GWEN had got out her glue and glitter and sequins and had spread newspapers on the table and was making a design on a soup plate that she hoped would catch something of the remembered pattern of the bread crumbs. The idea was to paint with glue the design for one color of glitter and then sprinkle the glitter on it, knocking off the excess by tapping the edge of the plate on the table. Sprinkling the glitter was fun, but the design was not developing quite the way she wanted it to. Besides she had just discovered that she didn't have any red or gold glitter, though there were three bottles of green. Some of the green glitter stuck to the back of her finger where she had got glue on it.

She stole a look over her shoulder at the TV. The two women had been replaced by a large map of the United States and a rugged young man wearing glasses and holding a pointer. The first word she heard told her she wasn't going to like it, but she hitched her chair around just the same, deciding that in the long run it would be best to know the worst.

THE THINGS FORECASTER:
A witchcraft high is moving down from Western Canada. Werewolf warnings have been posted in three states. Government planes are battling the black front with white radio rays, but they're being forced back. Old folks who ought to know say it's the end of the world.
(Scans sheet handed him by page girl.)
Flash from outer space! Don Martin, famed astronaut, is facing nameless perils in the Lesser Magellanic Cloud!

DONNIE had just blown the psychic whistle, having remembered its use only as the red worms began to spiral in around him, and the Wise Old Crock had appeared at once, putting the worms to flight with a shower of green sparks flicked from the tip of his right-hand tentacle.

THE WISE OLD CROCK:
You passed the test, son but don't pride yourself on it. Some night we're going to give it to you without paraldehyde. Now it's time you returned to Terra. Think of your home planet, son, think of the Earth. Concentrate . . .
(They are suddenly in orbit a thousand miles above North America. The larger cities gleam dully, the moon is reflected in the Great Lakes. Donnie has become a green-scaled being a head shorter than the Wise Old Crock, who weaves a tentacle majestically downward.)
Observe the cities of men, my Son. Think of the millions sleeping and dreaming there, lonely as death in their apartment dwellings and all hating their jobs. The outward appearance of these men-beings may horrify you a little at first, but you have my word that they're not fiends, only creatures like you and me, trying to control themselves with drugs, dreads, incantations, ideals, self hypnosis and surrender, so that they may lead happy lives and show forth beauty.

GWEN was looking intently in the living-room mirror, painting evenly-spaced bands of glue on her face.
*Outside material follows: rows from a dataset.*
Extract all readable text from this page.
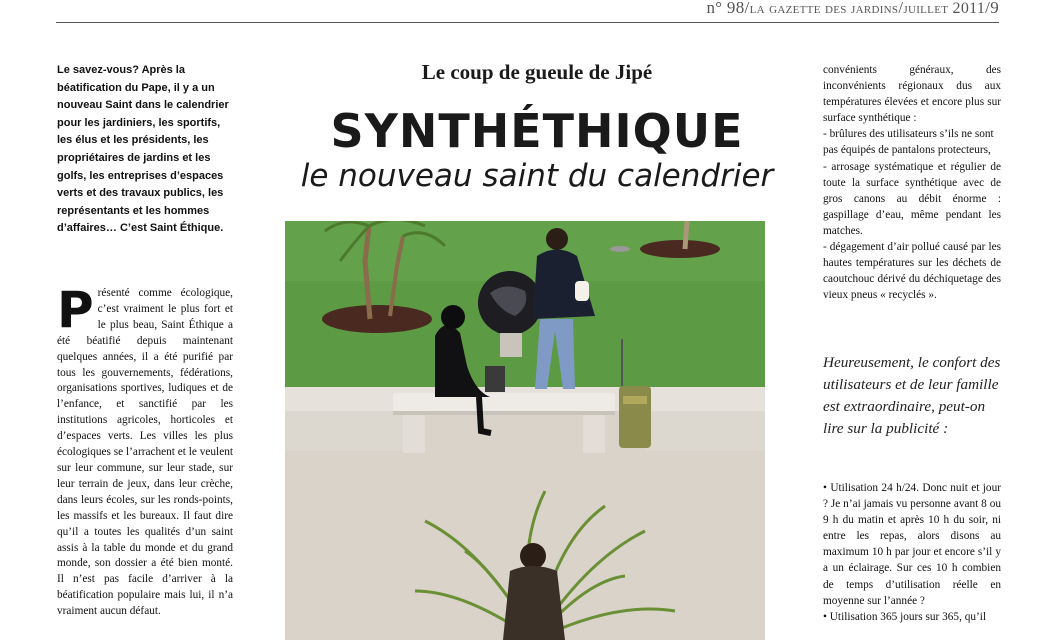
n° 98/la gazette des jardins/juillet 2011/9
Le savez-vous? Après la béatification du Pape, il y a un nouveau Saint dans le calendrier pour les jardiniers, les sportifs, les élus et les présidents, les propriétaires de jardins et les golfs, les entreprises d’espaces verts et des travaux publics, les représentants et les hommes d’affaires… C’est Saint Éthique.
P résenté comme écologique, c’est vraiment le plus fort et le plus beau, Saint Éthique a été béatifié depuis maintenant quelques années, il a été purifié par tous les gouvernements, fédérations, organisations sportives, ludiques et de l’enfance, et sanctifié par les institutions agricoles, horticoles et d’espaces verts. Les villes les plus écologiques se l’arrachent et le veulent sur leur commune, sur leur stade, sur leur terrain de jeux, dans leur crèche, dans leurs écoles, sur les ronds-points, les massifs et les bureaux. Il faut dire qu’il a toutes les qualités d’un saint assis à la table du monde et du grand monde, son dossier a été bien monté. Il n’est pas facile d’arriver à la béatification populaire mais lui, il n’a vraiment aucun défaut.
Le coup de gueule de Jipé
SYNTHÉTHIQUE
le nouveau saint du calendrier

convénients généraux, des inconvénients régionaux dus aux températures élevées et encore plus sur surface synthétique :

- brûlures des utilisateurs s’ils ne sont pas équipés de pantalons protecteurs,

- arrosage systématique et régulier de toute la surface synthétique avec de gros canons au débit énorme : gaspillage d’eau, même pendant les matches.

- dégagement d’air pollué causé par les hautes températures sur les déchets de caoutchouc dérivé du déchiquetage des vieux pneus « recyclés ».

Heureusement, le confort des utilisateurs et de leur famille est extraordinaire, peut-on lire sur la publicité :

• Utilisation 24 h/24. Donc nuit et jour ? Je n’ai jamais vu personne avant 8 ou 9 h du matin et après 10 h du soir, ni entre les repas, alors disons au maximum 10 h par jour et encore s’il y a un éclairage. Sur ces 10 h combien de temps d’utilisation réelle en moyenne sur l’année ?

• Utilisation 365 jours sur 365, qu’il
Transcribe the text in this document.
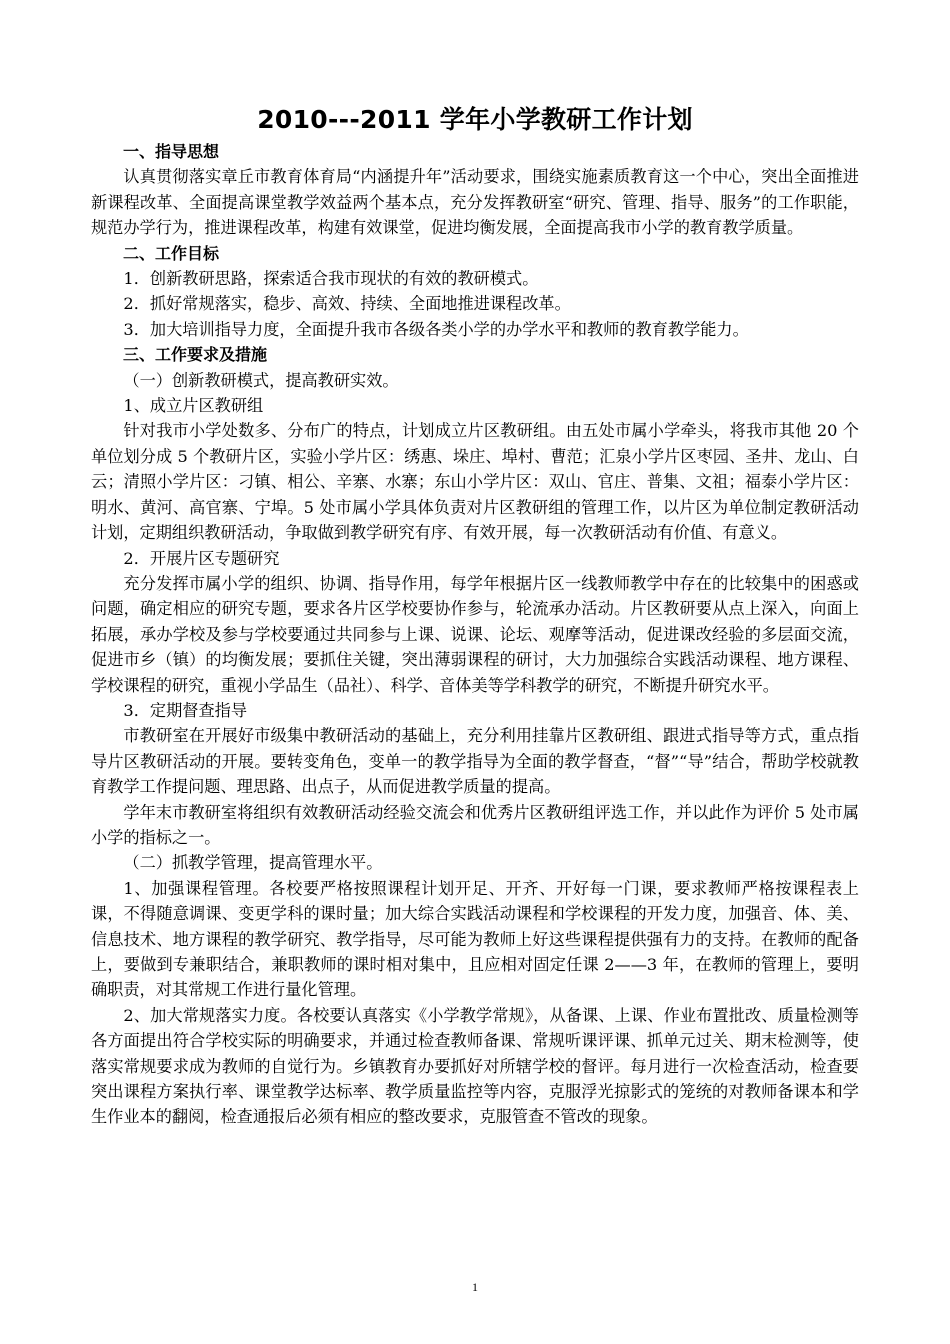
2010---2011 学年小学教研工作计划

一、指导思想

认真贯彻落实章丘市教育体育局“内涵提升年”活动要求，围绕实施素质教育这一个中心，突出全面推进新课程改革、全面提高课堂教学效益两个基本点，充分发挥教研室“研究、管理、指导、服务”的工作职能，规范办学行为，推进课程改革，构建有效课堂，促进均衡发展，全面提高我市小学的教育教学质量。

二、工作目标

1．创新教研思路，探索适合我市现状的有效的教研模式。

2．抓好常规落实，稳步、高效、持续、全面地推进课程改革。

3．加大培训指导力度，全面提升我市各级各类小学的办学水平和教师的教育教学能力。

三、工作要求及措施

（一）创新教研模式，提高教研实效。

1、成立片区教研组

针对我市小学处数多、分布广的特点，计划成立片区教研组。由五处市属小学牵头，将我市其他 20 个单位划分成 5 个教研片区，实验小学片区：绣惠、垛庄、埠村、曹范；汇泉小学片区枣园、圣井、龙山、白云；清照小学片区：刁镇、相公、辛寨、水寨；东山小学片区：双山、官庄、普集、文祖；福泰小学片区：明水、黄河、高官寨、宁埠。5 处市属小学具体负责对片区教研组的管理工作，以片区为单位制定教研活动计划，定期组织教研活动，争取做到教学研究有序、有效开展，每一次教研活动有价值、有意义。

2．开展片区专题研究

充分发挥市属小学的组织、协调、指导作用，每学年根据片区一线教师教学中存在的比较集中的困惑或问题，确定相应的研究专题，要求各片区学校要协作参与，轮流承办活动。片区教研要从点上深入，向面上拓展，承办学校及参与学校要通过共同参与上课、说课、论坛、观摩等活动，促进课改经验的多层面交流，促进市乡（镇）的均衡发展；要抓住关键，突出薄弱课程的研讨，大力加强综合实践活动课程、地方课程、学校课程的研究，重视小学品生（品社）、科学、音体美等学科教学的研究，不断提升研究水平。

3．定期督查指导

市教研室在开展好市级集中教研活动的基础上，充分利用挂靠片区教研组、跟进式指导等方式，重点指导片区教研活动的开展。要转变角色，变单一的教学指导为全面的教学督查，“督”“导”结合，帮助学校就教育教学工作提问题、理思路、出点子，从而促进教学质量的提高。

学年末市教研室将组织有效教研活动经验交流会和优秀片区教研组评选工作，并以此作为评价 5 处市属小学的指标之一。

（二）抓教学管理，提高管理水平。

1、加强课程管理。各校要严格按照课程计划开足、开齐、开好每一门课，要求教师严格按课程表上课，不得随意调课、变更学科的课时量；加大综合实践活动课程和学校课程的开发力度，加强音、体、美、信息技术、地方课程的教学研究、教学指导，尽可能为教师上好这些课程提供强有力的支持。在教师的配备上，要做到专兼职结合，兼职教师的课时相对集中，且应相对固定任课 2——3 年，在教师的管理上，要明确职责，对其常规工作进行量化管理。

2、加大常规落实力度。各校要认真落实《小学教学常规》，从备课、上课、作业布置批改、质量检测等各方面提出符合学校实际的明确要求，并通过检查教师备课、常规听课评课、抓单元过关、期末检测等，使落实常规要求成为教师的自觉行为。乡镇教育办要抓好对所辖学校的督评。每月进行一次检查活动，检查要突出课程方案执行率、课堂教学达标率、教学质量监控等内容，克服浮光掠影式的笼统的对教师备课本和学生作业本的翻阅，检查通报后必须有相应的整改要求，克服管查不管改的现象。

1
The bands curved under her eyes and outward, following the line of her jaw. She painted another band down the middle of her forehead and continued it straight down
her nose. Then she closed her eyes, held her breath, lifted her face and shook green glitter on it for a long time. At last she lowered her face with a jerk, shook it from side to side, puffed out through her nostrils what breath she had left, and inhaled very slowly. Then she looked at herself again in the mirror and smiled. The green glitter clung to her face just as it had to her finger.